Like his father, he went to Mentone Grammar School, a private boys’ school at the time. In high school, he by turns struggled and excelled — he took three attempts to graduate but scored top marks in art. He then spent a few months studying architecture at the Royal Melbourne Institute of Technology.
Finding the field too “rigid,” he told the podcast “Grilling” in 2021, he dropped out and moved to Sydney, where he attended art school. These studies, too, would ultimately be short-lived, but travels in Japan, stints waiting tables and work in kitchens eventually inspired him to open his own place, Bills.
“I had no formal training as a chef, and I’ve always said that, ironically, this was a great training,” Mr. Granger wrote in “Australian Food.” “I wasn’t tied down by any rules about food and fine dining. I didn’t even know the rules I wasn’t supposed to be breaking. It puts me on a parallel with the Australian way of eating: joyfully lacking in fixed assumptions or strict culinary history.”

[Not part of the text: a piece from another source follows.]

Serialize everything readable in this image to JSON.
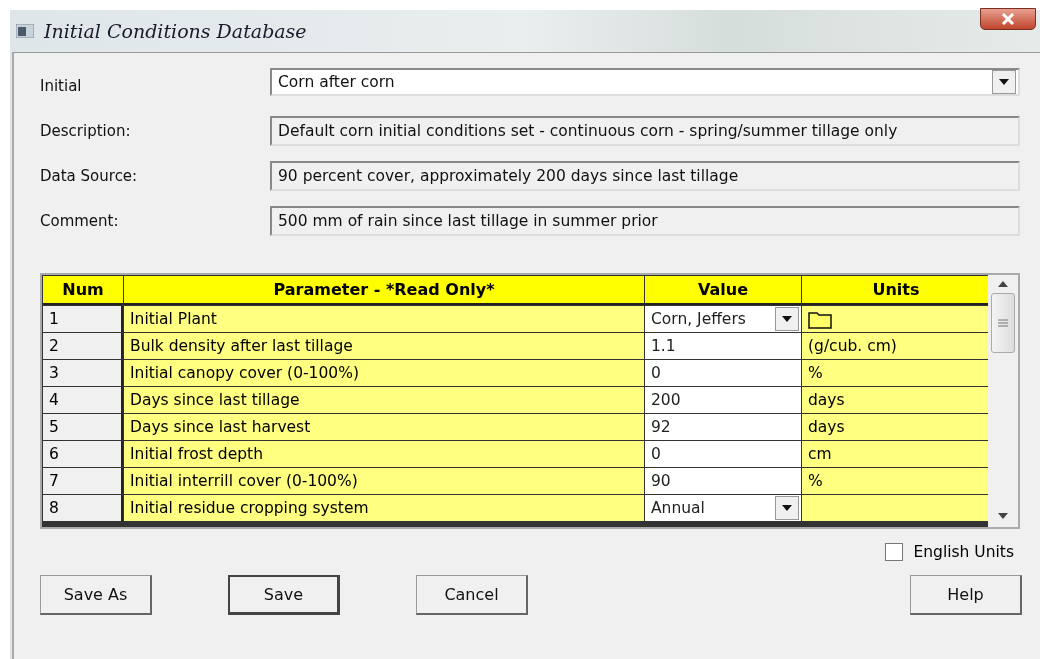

It was at Bills that the real business of breakfast began. Finding few proprietors prepared to rent any site to a 22-year-old with no commercial experience (and just 30,000 Australian dollars, borrowed against his grandfather’s insurance policy), he settled on a site with a few dozen seats, no liquor license and a compulsory closing time of around 3 p.m., and set about transforming it into the communal dining setting of his dreams.